Ever heard of the Dictionary of Obscure Sorrows? It’s a blog written by John Koenig, who invents words and gives them melancholic definitions in order “to give a name to emotions we all might experience but don’t yet have a word for.”
I discovered the site via Merriam-Webster’s 10 Perfectly Cromulent Words, which features the Obscure Sorrows word Vellichor (“the strange wistfulness of used bookstores”). It’s a made-up word, but it’s been getting traction online, so…does Vellichor qualify as a “real” word now?
And let’s take it a step further: Vellichor sounds like Petrichor, which has seen usage as a baby name. So could Vellichor also become a baby name?
If so, could other Obscure Sorrows words become baby names too? Here are some of Koenig’s coinages that may have onomastic potential:
- Opia, “the ambiguous intensity of looking someone in the eye”

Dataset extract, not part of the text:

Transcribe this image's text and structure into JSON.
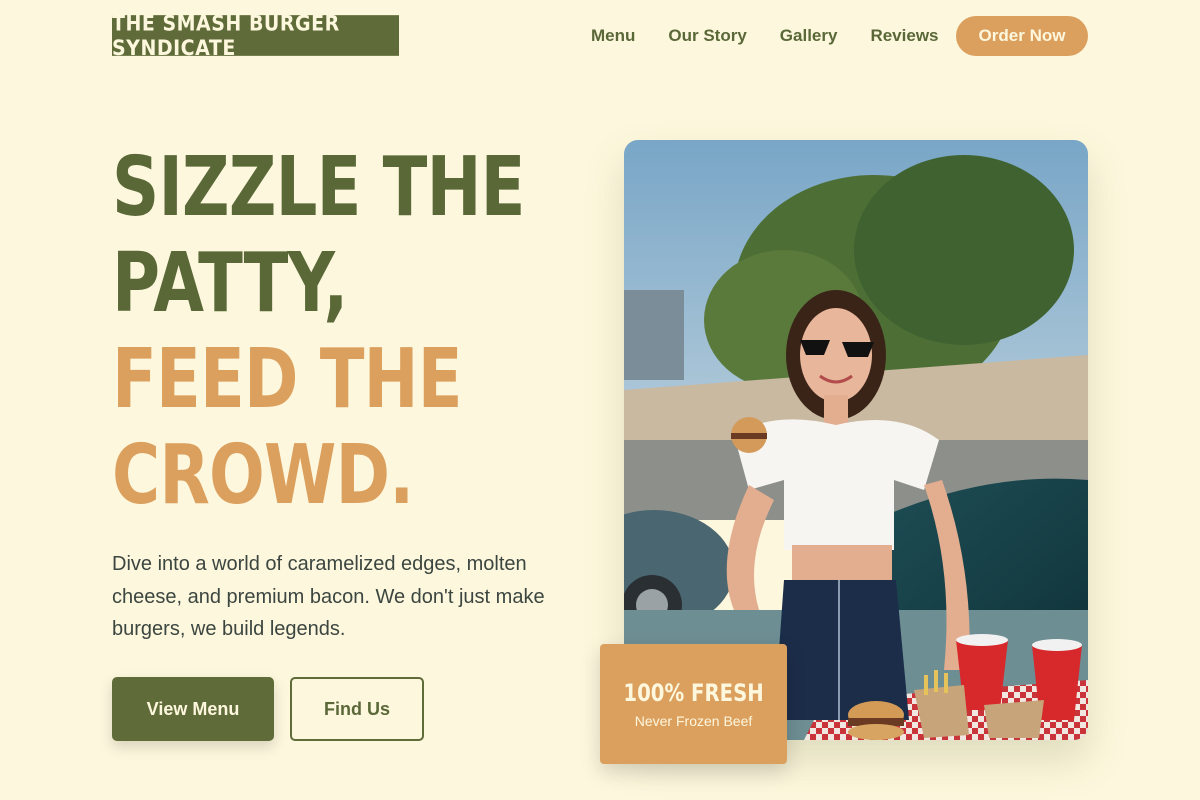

- Tangency, from a “moment of tangency,” which is “a glimpse of what might have been”
- Fitzcarraldo, “an image that somehow becomes lodged deep in your brain” and “grows into a wild and impractical vision”
- Sonder, “the realization that each random passerby is living a life as vivid and complex as your own”
Could you imagine any of the words above morphing into human names?
Update, 2022: The name Sonder debuted in the U.S. baby data in 2020! Also, Obscure Sorrows was published as a book in November of 2021, and reached the New York Times bestseller list in December.